Мирак молчал, разглядывая посетителя, но потом все же впустил палача. Безмолвной тенью проводил до палаты, затем процедил:
– Я рядом буду. Если что – стучи. Гжелика мирная, на людей не кидается. Не обижай только ее, она совсем безобидная.
– Гжелика, – повторил охотник и вздохнул. – Не обижу. Хоть и тяжело у меня с разговорами, но не должен ее расстроить.
Мужчина и женщина сидели на полу и разглядывали друг друга. Наконец гость задал вопрос:
– Ты сказала «потрошитель». Так меня называют визитеры из Тени. Откуда прозвище узнала?
– Они сказали. Про тебя знают. Тебя боятся. С тобой стараются не встречаться. Ты – жесток, проливаешь кровь без раздумий.
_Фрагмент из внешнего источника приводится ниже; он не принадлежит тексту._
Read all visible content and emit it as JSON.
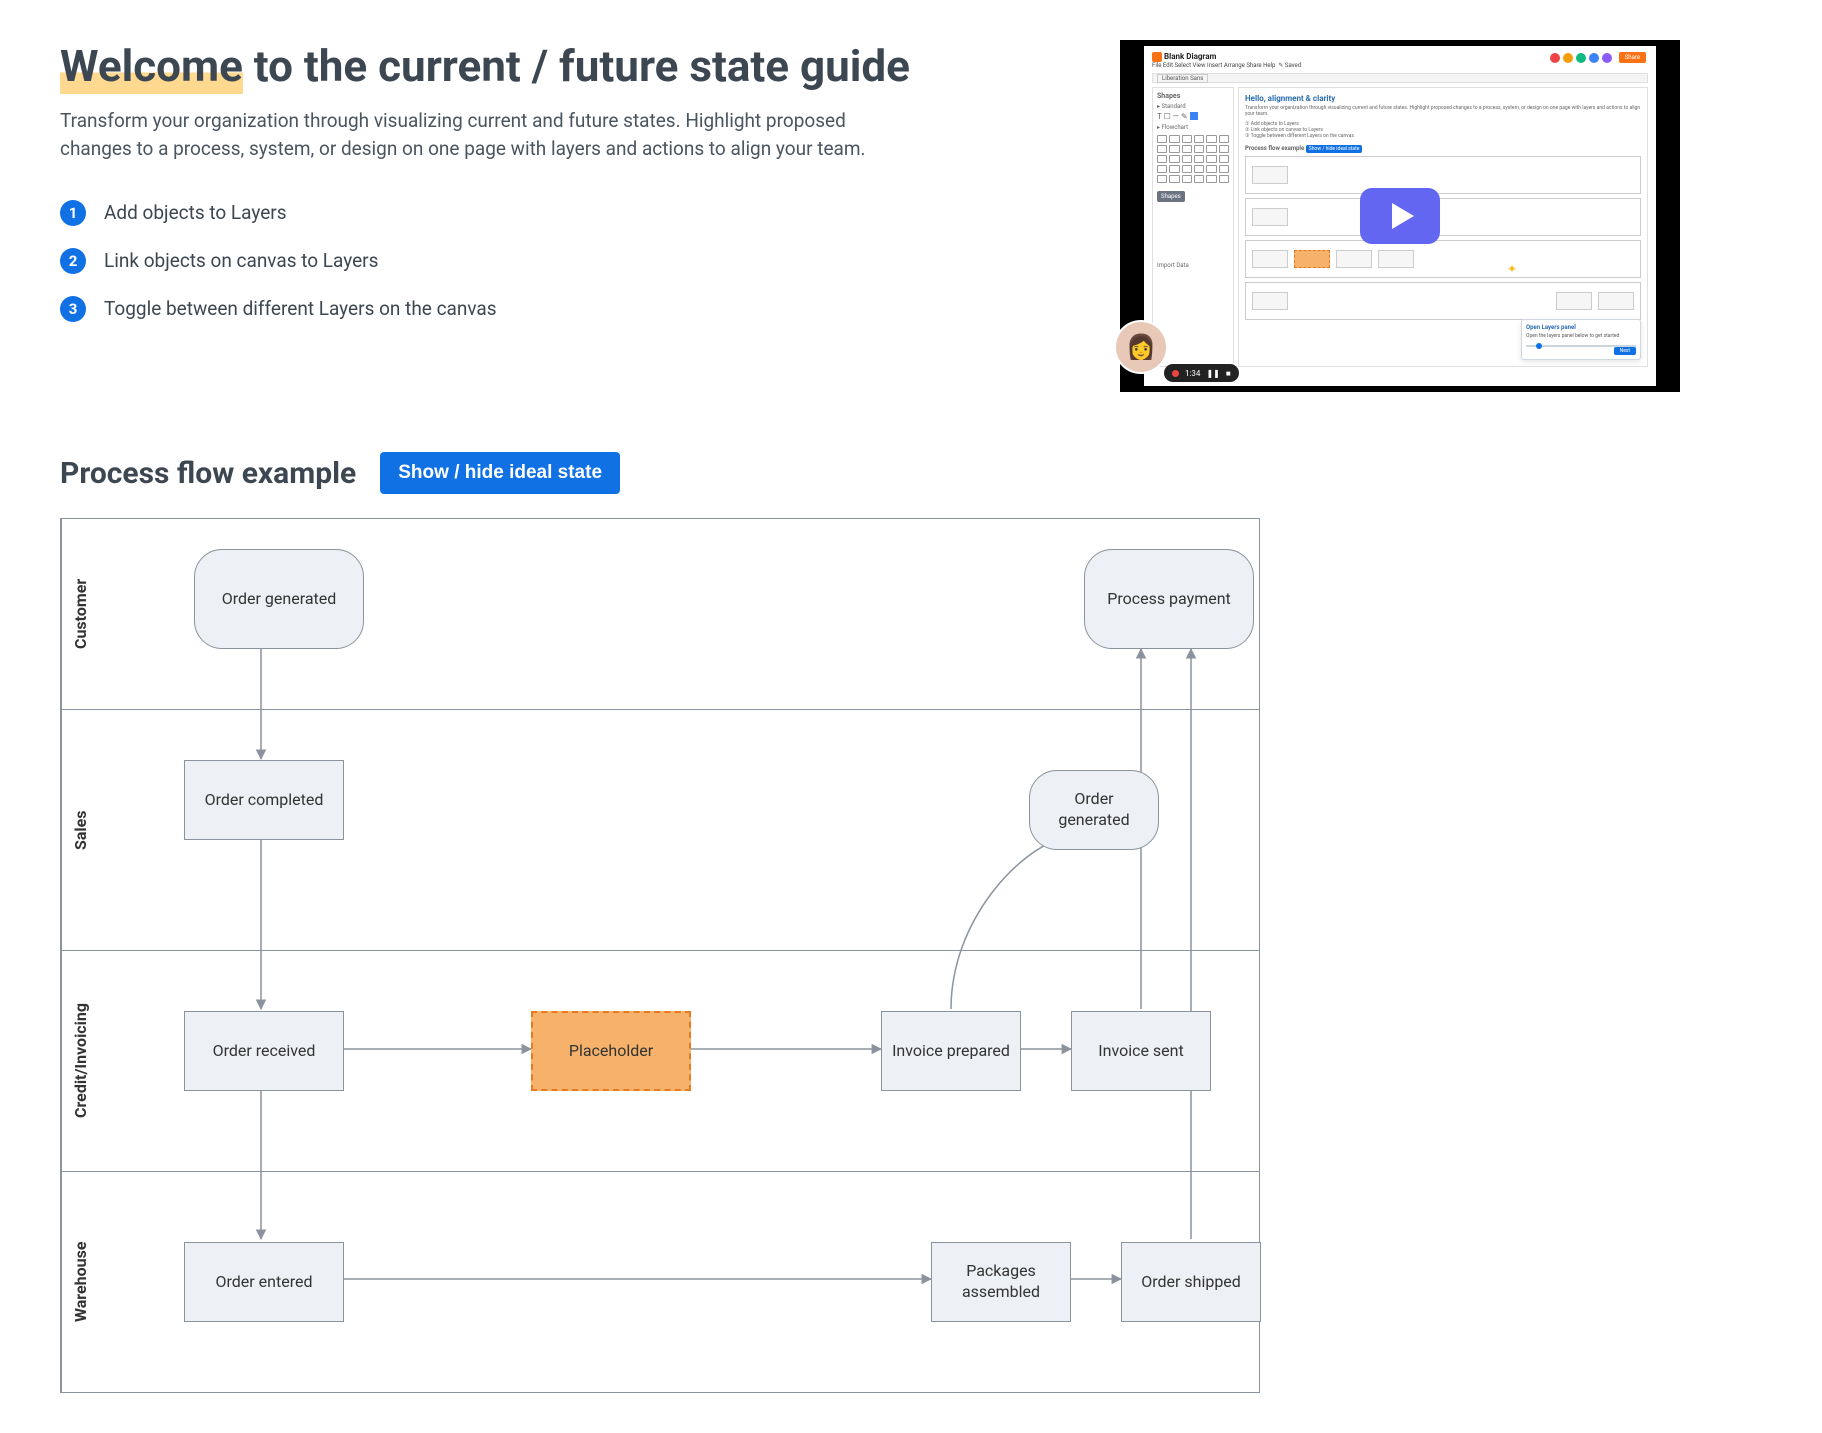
{
  "header": {
    "title_highlight": "Welcome",
    "title_rest": " to the current / future state guide",
    "lead": "Transform your organization through visualizing current and future states. Highlight proposed changes to a process, system, or design on one page with layers and actions to align your team."
  },
  "steps": [
    {
      "num": "1",
      "text": "Add objects to Layers"
    },
    {
      "num": "2",
      "text": "Link objects on canvas to Layers"
    },
    {
      "num": "3",
      "text": "Toggle between different Layers on the canvas"
    }
  ],
  "video": {
    "doc_title": "Blank Diagram",
    "menu": "File  Edit  Select  View  Insert  Arrange  Share  Help",
    "autosave": "Saved",
    "shapes_panel_title": "Shapes",
    "shapes_section_standard": "Standard",
    "shapes_section_flowchart": "Flowchart",
    "shapes_button": "Shapes",
    "import_button": "Import Data",
    "canvas_heading": "Hello, alignment & clarity",
    "canvas_sub": "Transform your organization through visualizing current and future states. Highlight proposed changes to a process, system, or design on one page with layers and actions to align your team.",
    "canvas_step1": "Add objects to Layers",
    "canvas_step2": "Link objects on canvas to Layers",
    "canvas_step3": "Toggle between different Layers on the canvas",
    "canvas_section": "Process flow example",
    "canvas_btn": "Show / hide ideal state",
    "popup_title": "Open Layers panel",
    "popup_body": "Open the layers panel below to get started",
    "popup_btn": "Next",
    "share": "Share",
    "rec_time": "1:34",
    "font_dropdown": "Liberation Sans"
  },
  "section": {
    "title": "Process flow example",
    "toggle": "Show / hide ideal state"
  },
  "lanes": {
    "customer": "Customer",
    "sales": "Sales",
    "credit": "Credit/Invoicing",
    "warehouse": "Warehouse"
  },
  "nodes": {
    "order_generated_customer": "Order generated",
    "process_payment": "Process payment",
    "order_completed": "Order completed",
    "order_generated_sales": "Order generated",
    "order_received": "Order received",
    "placeholder": "Placeholder",
    "invoice_prepared": "Invoice prepared",
    "invoice_sent": "Invoice sent",
    "order_entered": "Order entered",
    "packages_assembled": "Packages assembled",
    "order_shipped": "Order shipped"
  },
  "chart_data": {
    "type": "swimlane-flow",
    "lanes": [
      "Customer",
      "Sales",
      "Credit/Invoicing",
      "Warehouse"
    ],
    "nodes": [
      {
        "id": "order_generated_customer",
        "lane": "Customer",
        "label": "Order generated",
        "shape": "rounded"
      },
      {
        "id": "process_payment",
        "lane": "Customer",
        "label": "Process payment",
        "shape": "rounded"
      },
      {
        "id": "order_completed",
        "lane": "Sales",
        "label": "Order completed",
        "shape": "rect"
      },
      {
        "id": "order_generated_sales",
        "lane": "Sales",
        "label": "Order generated",
        "shape": "rounded"
      },
      {
        "id": "order_received",
        "lane": "Credit/Invoicing",
        "label": "Order received",
        "shape": "rect"
      },
      {
        "id": "placeholder",
        "lane": "Credit/Invoicing",
        "label": "Placeholder",
        "shape": "rect",
        "variant": "placeholder"
      },
      {
        "id": "invoice_prepared",
        "lane": "Credit/Invoicing",
        "label": "Invoice prepared",
        "shape": "rect"
      },
      {
        "id": "invoice_sent",
        "lane": "Credit/Invoicing",
        "label": "Invoice sent",
        "shape": "rect"
      },
      {
        "id": "order_entered",
        "lane": "Warehouse",
        "label": "Order entered",
        "shape": "rect"
      },
      {
        "id": "packages_assembled",
        "lane": "Warehouse",
        "label": "Packages assembled",
        "shape": "rect"
      },
      {
        "id": "order_shipped",
        "lane": "Warehouse",
        "label": "Order shipped",
        "shape": "rect"
      }
    ],
    "edges": [
      {
        "from": "order_generated_customer",
        "to": "order_completed"
      },
      {
        "from": "order_completed",
        "to": "order_received"
      },
      {
        "from": "order_received",
        "to": "placeholder"
      },
      {
        "from": "placeholder",
        "to": "invoice_prepared"
      },
      {
        "from": "invoice_prepared",
        "to": "invoice_sent"
      },
      {
        "from": "invoice_prepared",
        "to": "order_generated_sales",
        "style": "curve"
      },
      {
        "from": "order_received",
        "to": "order_entered"
      },
      {
        "from": "order_entered",
        "to": "packages_assembled"
      },
      {
        "from": "packages_assembled",
        "to": "order_shipped"
      },
      {
        "from": "invoice_sent",
        "to": "process_payment"
      },
      {
        "from": "order_shipped",
        "to": "process_payment"
      }
    ]
  }
}
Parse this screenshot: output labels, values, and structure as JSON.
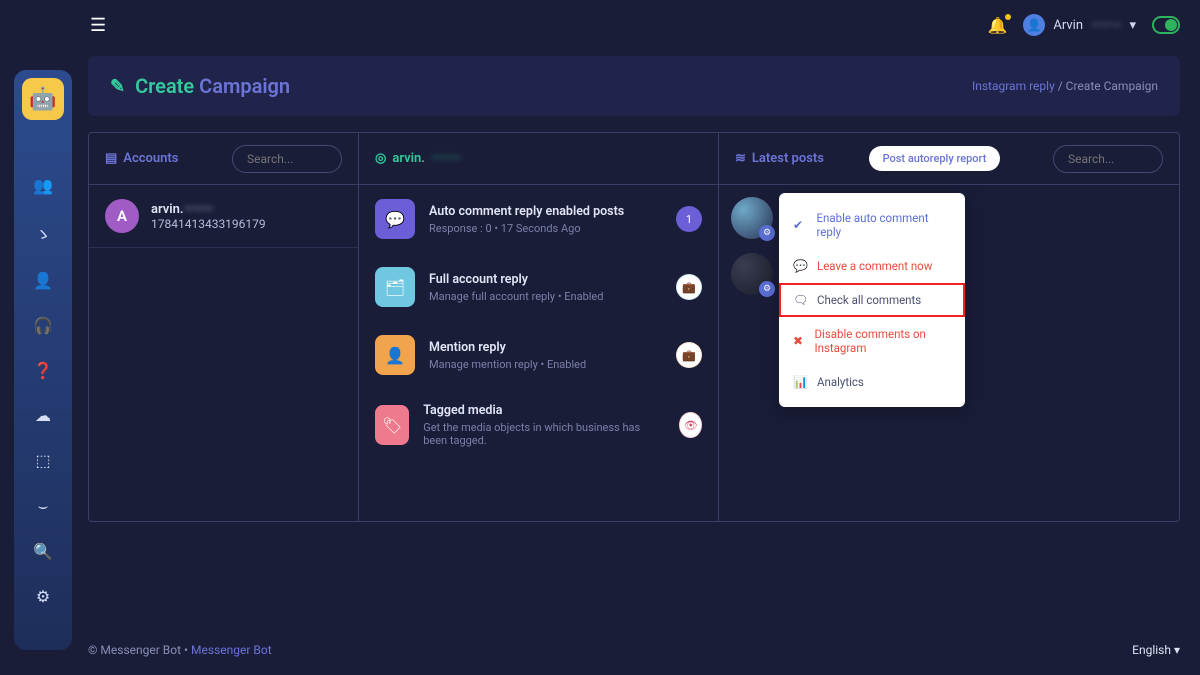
{
  "topbar": {
    "user_name": "Arvin",
    "user_name_blur": "———"
  },
  "page": {
    "title_create": "Create",
    "title_campaign": "Campaign",
    "breadcrumb_parent": "Instagram reply",
    "breadcrumb_sep": " / ",
    "breadcrumb_current": "Create Campaign"
  },
  "panel_accounts": {
    "title": "Accounts",
    "search_placeholder": "Search...",
    "items": [
      {
        "initial": "A",
        "name": "arvin.",
        "name_blur": "———",
        "id": "17841413433196179"
      }
    ]
  },
  "panel_tools": {
    "title_prefix": "arvin.",
    "title_blur": "———",
    "rows": [
      {
        "icon_bg": "#6b5ed6",
        "icon": "💬",
        "title": "Auto comment reply enabled posts",
        "sub_a": "Response : 0",
        "sub_b": "17 Seconds Ago",
        "badge_bg": "#6b5ed6",
        "badge_fg": "#fff",
        "badge_text": "1"
      },
      {
        "icon_bg": "#6fc8e0",
        "icon": "🗂",
        "title": "Full account reply",
        "sub_a": "Manage full account reply",
        "sub_b": "Enabled",
        "badge_bg": "#fff",
        "badge_fg": "#3ea8c9",
        "badge_text": "💼"
      },
      {
        "icon_bg": "#f2a44d",
        "icon": "👤",
        "title": "Mention reply",
        "sub_a": "Manage mention reply",
        "sub_b": "Enabled",
        "badge_bg": "#fff",
        "badge_fg": "#f2a44d",
        "badge_text": "💼"
      },
      {
        "icon_bg": "#f07a8d",
        "icon": "🏷",
        "title": "Tagged media",
        "sub_a": "Get the media objects in which business has been tagged.",
        "sub_b": "",
        "badge_bg": "#fff",
        "badge_fg": "#d94f6a",
        "badge_text": "👁"
      }
    ]
  },
  "panel_posts": {
    "title": "Latest posts",
    "report_btn": "Post autoreply report",
    "search_placeholder": "Search...",
    "menu": [
      {
        "icon": "✔",
        "label": "Enable auto comment reply",
        "cls": "blue"
      },
      {
        "icon": "💬",
        "label": "Leave a comment now",
        "cls": "red"
      },
      {
        "icon": "🗨",
        "label": "Check all comments",
        "cls": "highlight"
      },
      {
        "icon": "✖",
        "label": "Disable comments on Instagram",
        "cls": "red"
      },
      {
        "icon": "📊",
        "label": "Analytics",
        "cls": ""
      }
    ]
  },
  "footer": {
    "copyright": "© Messenger Bot",
    "dot": " • ",
    "link": "Messenger Bot",
    "language": "English"
  }
}
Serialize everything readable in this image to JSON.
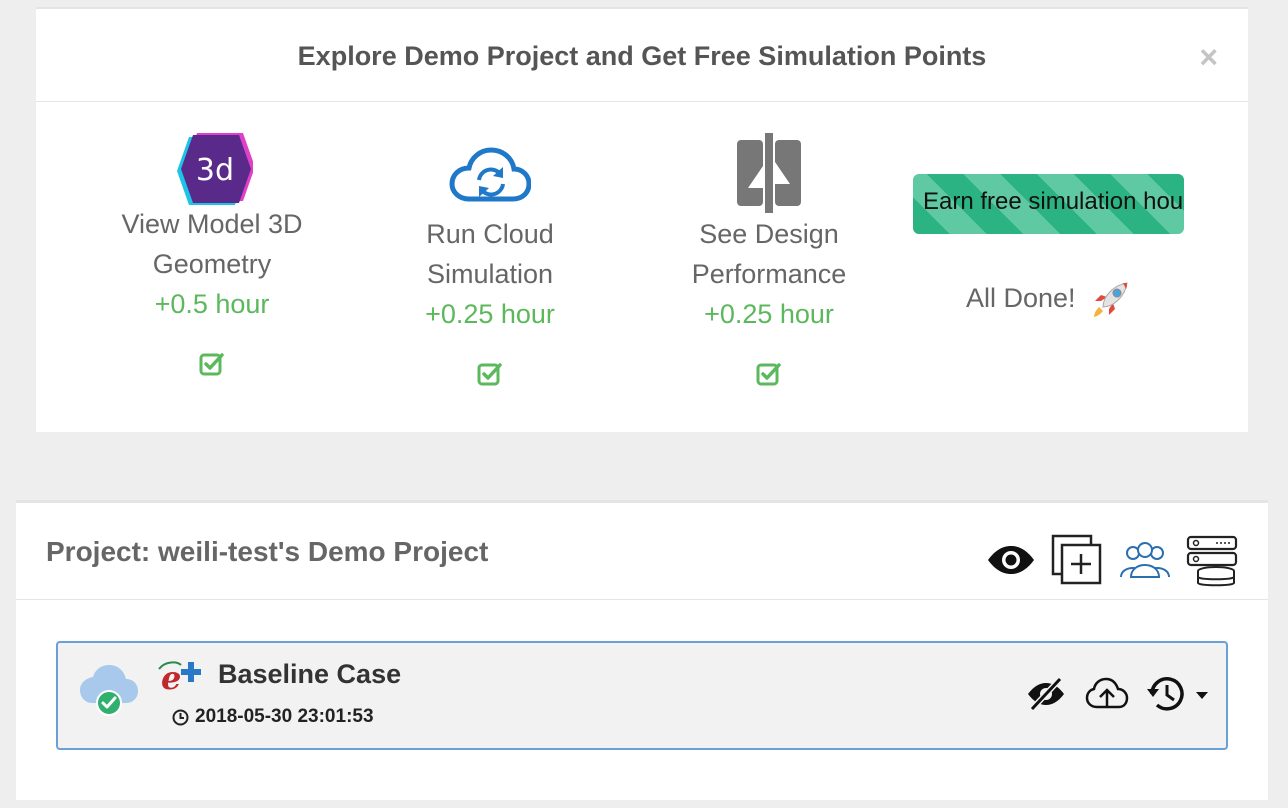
{
  "demo": {
    "title": "Explore Demo Project and Get Free Simulation Points",
    "close_label": "×",
    "steps": [
      {
        "label_line1": "View Model 3D",
        "label_line2": "Geometry",
        "reward": "+0.5 hour",
        "icon": "3d-hexagon-icon",
        "completed": true
      },
      {
        "label_line1": "Run Cloud",
        "label_line2": "Simulation",
        "reward": "+0.25 hour",
        "icon": "cloud-sync-icon",
        "completed": true
      },
      {
        "label_line1": "See Design",
        "label_line2": "Performance",
        "reward": "+0.25 hour",
        "icon": "compare-panels-icon",
        "completed": true
      }
    ],
    "icon_3d_text": "3d",
    "earn_button_label": "Earn free simulation hours",
    "all_done_label": "All Done!",
    "colors": {
      "success": "#5cb85c",
      "cloud_blue": "#1f78c8",
      "earn_stripe_dark": "#2bb384",
      "earn_stripe_light": "#5ec9a2"
    }
  },
  "project": {
    "title": "Project: weili-test's Demo Project",
    "toolbar": [
      "eye-icon",
      "add-copy-icon",
      "users-icon",
      "server-database-icon"
    ],
    "case": {
      "name": "Baseline Case",
      "timestamp": "2018-05-30 23:01:53",
      "status": "completed",
      "engine_icon": "energyplus-logo-icon",
      "actions": [
        "eye-slash-icon",
        "cloud-upload-icon",
        "history-dropdown-icon"
      ]
    },
    "colors": {
      "card_border": "#6a9fd8",
      "cloud": "#a9c9ec",
      "status_check": "#2fb06e"
    }
  }
}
– Сказали? Ты их понимаешь?
– Понимаю. Я с ними разговариваю. Днем. Ночью… Особенно ночью, когда им скучно и они приходят сюда. Пожаловаться на местный холод, на скудную пищу… Им не нравится здесь. Но иногда люди выдирают их из родных домов и выбрасывают в наш мир. И многие не могут вернуться назад. Скитаются здесь, рядом с границей, и ценят возможность поговорить.
– Все? Любая нежить приходит поговорить?
Еле слышный голос расплескался звонким колокольчиком:
– Нет, что ты… Дикие не умеют говорить. Им надо прожить сотни лет, чтобы научиться думать, встать на долгую дорогу к самосознанию. Сюда ходят те, кто уже разумен. Или близок к этому. Им забавно узнать, как мыслим мы, люди. Как воспринимаем мир. Как мы ощущаем себя и других… Может, один из тысячи приходит сюда. А может, и того меньше.